The Padres Made Another Highlight With A Walk-Off Walk Against The Dodgers

If you’re a Padres fan, these are the moments you live for: Self-immolation by a Dodgers pitcher that leads to a walk-off 11th-inning win. This canny piece of non-hitting came late Saturday and includes all the drama of a game-winning hit but with the hold-yer-breath matador’s flourish that Yangervis Solarte offered the final pitch.

This was Solarte’s first game back since hurting his hamstring on April 9; after ripping through minor league pitching in his rehab stint, and flying out in the seventh as a pinch hitter, he must’ve been starving to take a stab at anything near the plate. But L.A. reliever Chin-Hui Tsao wasn’t exactly painting up there, having walked two straight by the time Solarte came up. Bags loaded, Solarte took the first three balls and on the final pitch took a half-step away from the plate, pulling his bat against his chest to watch Tsao miss low and outside. We’ll keep playing if you can throw a strike, the stepback said. And then the game ended, because Tsao couldn’t, and Solarte got to toss the bat.

This might be the high point of San Diego’s season so far.

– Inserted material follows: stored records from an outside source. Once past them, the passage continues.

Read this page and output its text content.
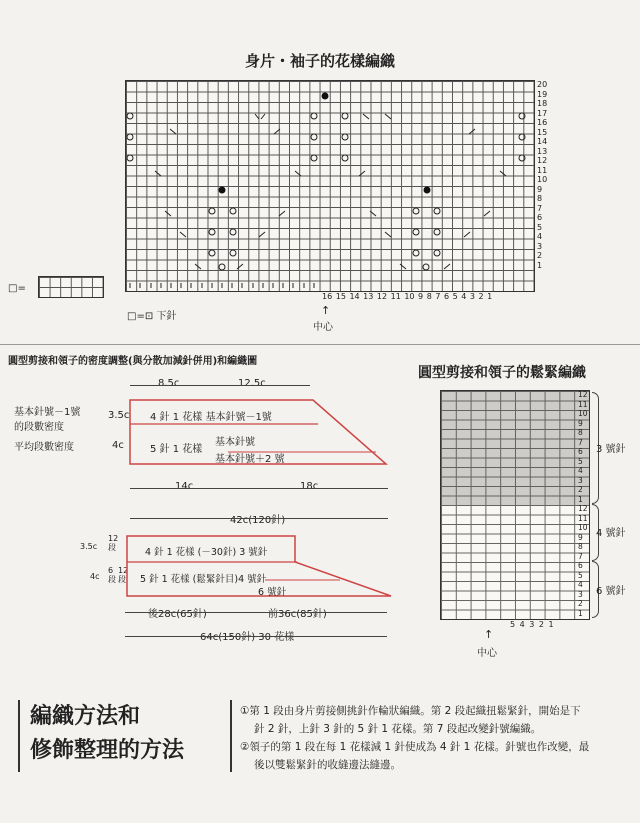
身片・袖子的花樣編織
20
19
18
17
16
15
14
13
12
11
10
9
8
7
6
5
4
3
2
1
16 15 14 13 12 11 10 9 8 7 6 5 4 3 2 1
□=
□=⊡ 下針	↑
中心
圓型剪接和領子的密度調整(與分散加減針併用)和編織圖
8.5c	12.5c
基本針號－1號
的段數密度
平均段數密度
3.5c
4c
4 針 1 花樣 基本針號－1號
5 針 1 花樣
基本針號
基本針號＋2 號
14c	18c
42c(120針)
3.5c
12段
4c
6段
12段
4 針 1 花樣 (－30針) 3 號針
5 針 1 花樣 (鬆緊針目)4 號針
6 號針
後28c(65針)	前36c(85針)
64c(150針) 30 花樣
圓型剪接和領子的鬆緊編織
12
11
10
9
8
7
6
5
4
3
2
1
12
11
10
9
8
7
6
5
4
3
2
1
5 4 3 2 1
3 號針
4 號針
6 號針
↑
中心
編織方法和
修飾整理的方法
①第 1 段由身片剪接側挑針作輪狀編織。第 2 段起織扭鬆緊針，開始是下
針 2 針，上針 3 針的 5 針 1 花樣。第 7 段起改變針號編織。
②領子的第 1 段在每 1 花樣減 1 針使成為 4 針 1 花樣。針號也作改變，最
後以雙鬆緊針的收縫邊法縫邊。
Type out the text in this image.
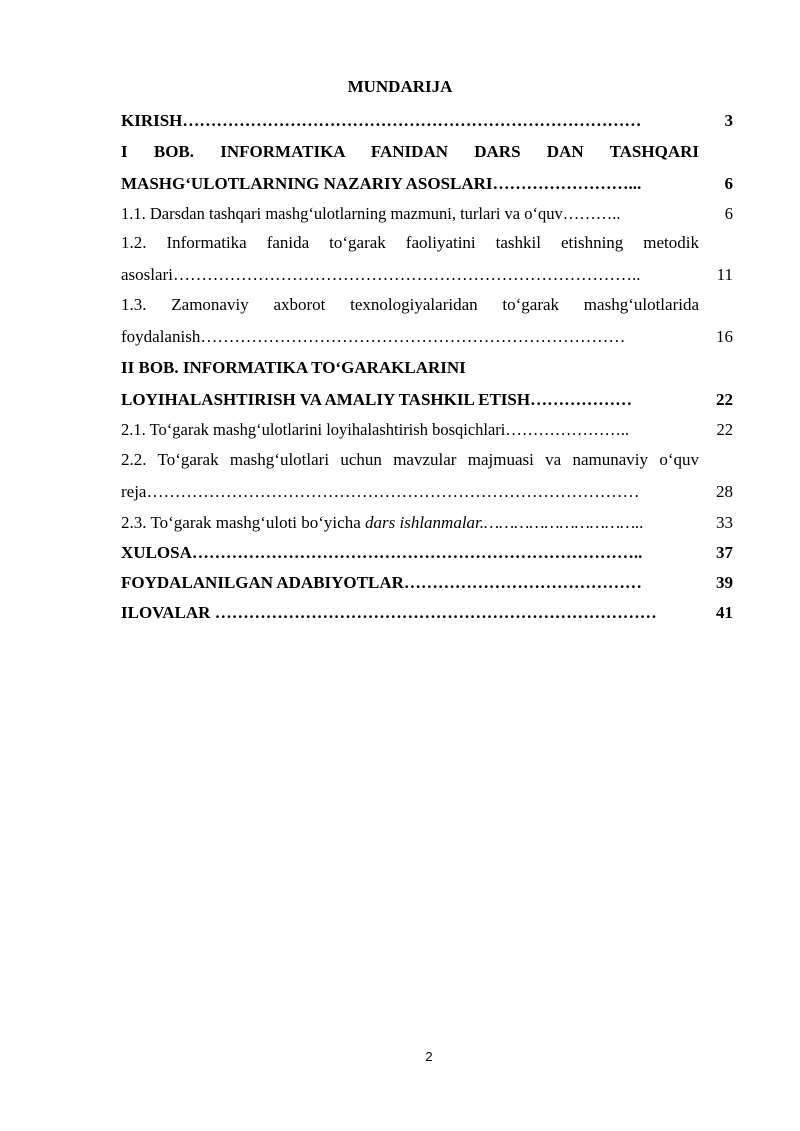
MUNDARIJA
KIRISH ………………………………………………………………………	3
I BOB. INFORMATIKA FANIDAN DARS DAN TASHQARI
MASHG‘ULOTLARNING NAZARIY ASOSLARI ……………………...	6
1.1. Darsdan tashqari mashg‘ulotlarning mazmuni, turlari va o‘quv ………..	6
1.2. Informatika fanida to‘garak faoliyatini tashkil etishning metodik
asoslari ………………………………………………………………………..	11
1.3. Zamonaviy axborot texnologiyalaridan to‘garak mashg‘ulotlarida
foydalanish …………………………………………………………………	16
II BOB. INFORMATIKA TO‘GARAKLARINI
LOYIHALASHTIRISH VA AMALIY TASHKIL ETISH ………………	22
2.1. To‘garak mashg‘ulotlarini loyihalashtirish bosqichlari …………………..	22
2.2. To‘garak mashg‘ulotlari uchun mavzular majmuasi va namunaviy o‘quv
reja ……………………………………………………………………………	28
2.3. To‘garak mashg‘uloti bo‘yicha dars ishlanmalar. …………………………..	33
XULOSA ……………………………………………………………………..	37
FOYDALANILGAN ADABIYOTLAR ……………………………………	39
ILOVALAR ……………………………………………………………………	41
2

The Padres opened the season 7-15 (including an unprecedented three shutout losses to start the year) but have unclogged something, going 12-10 since and bringing a soupçon of respectability to last place, especially with two straight walk-offs vs. the Dodgers. Los Angeles, meanwhile, is a $200-plus-million, sub-.500 tapped keg of a team, a candidate for most disappointing team in the Majors if not for Clayton Kershaw’s superlative season.

The Padres are in last place, and they’re still luckier than they are good. But they’re also in the tightest division in baseball, and now only 4.5 games back of Los Angeles, the same bunch that dealt them those three shutouts to start the year. The Padres may get to play spoiler, if they stay patient.